Back to the UFT. If they delivered under their dictatorship-like system people would not care much about whether there was democracy. But it is my contention that one person rule without checks and balances leads to such terrible decision making that there is no way they can deliver. And if you follow my “Lipstick on the pig” analogy, they are left with nothing else other than to put on a big PR show to give the impression they are being successful. Lipstick on the pig. Shades of Carly Fiorina and Joel Klein.


  1. I don't know what to say except this--you're right on the money.

    And do keep us posted about the phony opposition. We need to tell every one of the 80,000 teachers in the system about them.

  2. New Action is the phony opposition and they will be at it again this year.
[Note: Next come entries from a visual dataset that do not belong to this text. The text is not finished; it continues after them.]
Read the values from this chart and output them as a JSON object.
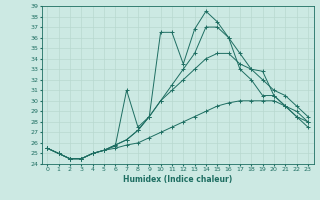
{
  "xlabel": "Humidex (Indice chaleur)",
  "bg_color": "#cce9e3",
  "line_color": "#1e6e62",
  "grid_color": "#b8d8d0",
  "xlim": [
    -0.5,
    23.5
  ],
  "ylim": [
    24,
    39
  ],
  "xticks": [
    0,
    1,
    2,
    3,
    4,
    5,
    6,
    7,
    8,
    9,
    10,
    11,
    12,
    13,
    14,
    15,
    16,
    17,
    18,
    19,
    20,
    21,
    22,
    23
  ],
  "yticks": [
    24,
    25,
    26,
    27,
    28,
    29,
    30,
    31,
    32,
    33,
    34,
    35,
    36,
    37,
    38,
    39
  ],
  "lines": [
    {
      "x": [
        0,
        1,
        2,
        3,
        4,
        5,
        6,
        7,
        8,
        9,
        10,
        11,
        12,
        13,
        14,
        15,
        16,
        17,
        18,
        19,
        20,
        21,
        22,
        23
      ],
      "y": [
        25.5,
        25,
        24.5,
        24.5,
        25,
        25.3,
        25.7,
        31.0,
        27.5,
        28.5,
        36.5,
        36.5,
        33.5,
        36.8,
        38.5,
        37.5,
        36.0,
        33.0,
        32.0,
        30.5,
        30.5,
        29.5,
        29.0,
        28.0
      ]
    },
    {
      "x": [
        0,
        1,
        2,
        3,
        4,
        5,
        6,
        7,
        8,
        9,
        10,
        11,
        12,
        13,
        14,
        15,
        16,
        17,
        18,
        19,
        20,
        21,
        22,
        23
      ],
      "y": [
        25.5,
        25,
        24.5,
        24.5,
        25,
        25.3,
        25.8,
        26.3,
        27.2,
        28.5,
        30.0,
        31.5,
        33.0,
        34.5,
        37.0,
        37.0,
        36.0,
        34.5,
        33.0,
        32.0,
        31.0,
        30.5,
        29.5,
        28.5
      ]
    },
    {
      "x": [
        0,
        1,
        2,
        3,
        4,
        5,
        6,
        7,
        8,
        9,
        10,
        11,
        12,
        13,
        14,
        15,
        16,
        17,
        18,
        19,
        20,
        21,
        22,
        23
      ],
      "y": [
        25.5,
        25,
        24.5,
        24.5,
        25,
        25.3,
        25.8,
        26.3,
        27.2,
        28.5,
        30.0,
        31.0,
        32.0,
        33.0,
        34.0,
        34.5,
        34.5,
        33.5,
        33.0,
        32.8,
        30.5,
        29.5,
        28.5,
        28.0
      ]
    },
    {
      "x": [
        0,
        1,
        2,
        3,
        4,
        5,
        6,
        7,
        8,
        9,
        10,
        11,
        12,
        13,
        14,
        15,
        16,
        17,
        18,
        19,
        20,
        21,
        22,
        23
      ],
      "y": [
        25.5,
        25,
        24.5,
        24.5,
        25,
        25.3,
        25.5,
        25.8,
        26.0,
        26.5,
        27.0,
        27.5,
        28.0,
        28.5,
        29.0,
        29.5,
        29.8,
        30.0,
        30.0,
        30.0,
        30.0,
        29.5,
        28.5,
        27.5
      ]
    }
  ]
}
  3. Recently, I went to a meeting of community school board 20. The meeting was held at the Benson School, on Benson Avenue in Brooklyn. I don't work in district 20 or have a child who goes to school there, but I thought the meeting might be worth something because Chancellor of Schools Joel Klein attended and was scheduled to speak. I watched as he was escorted into the room by uniformed New York City cops(I have no idea why he needed a police escort). I sat and listened to speeches about test scores, gifted & talented education, & special services provided for special needs children. I waited patiently for the Q & A portion of the evening. There were many issues I wanted to hear the Chancellor address--the issue of power-crazed principals and why they are permitted to commit atrocities against teachers, against education, against the children they claim to serve, all in the name of "children first"; the issue of how a certain principal of a Queens High School (a high school which is named after a former president)can be a principal when she doesn't even have a tenuous grasp of the English language. But I never got to say anything. The Chancellor only took questions from 4 people, and those people were pre-selected (through what process, I don't know). Immediately after the last of the pre-selected people asked her question and he answered it, the Chancellor was escorted out of the room by 4 uniformed New York City cops. Not only did he have a police escort coming into and going out of the room, but he left in an almighty hurry, as if he was possibly afraid that someone would ask him about something other than sibling variances (whatever those are), or criticize his leadership of the school system.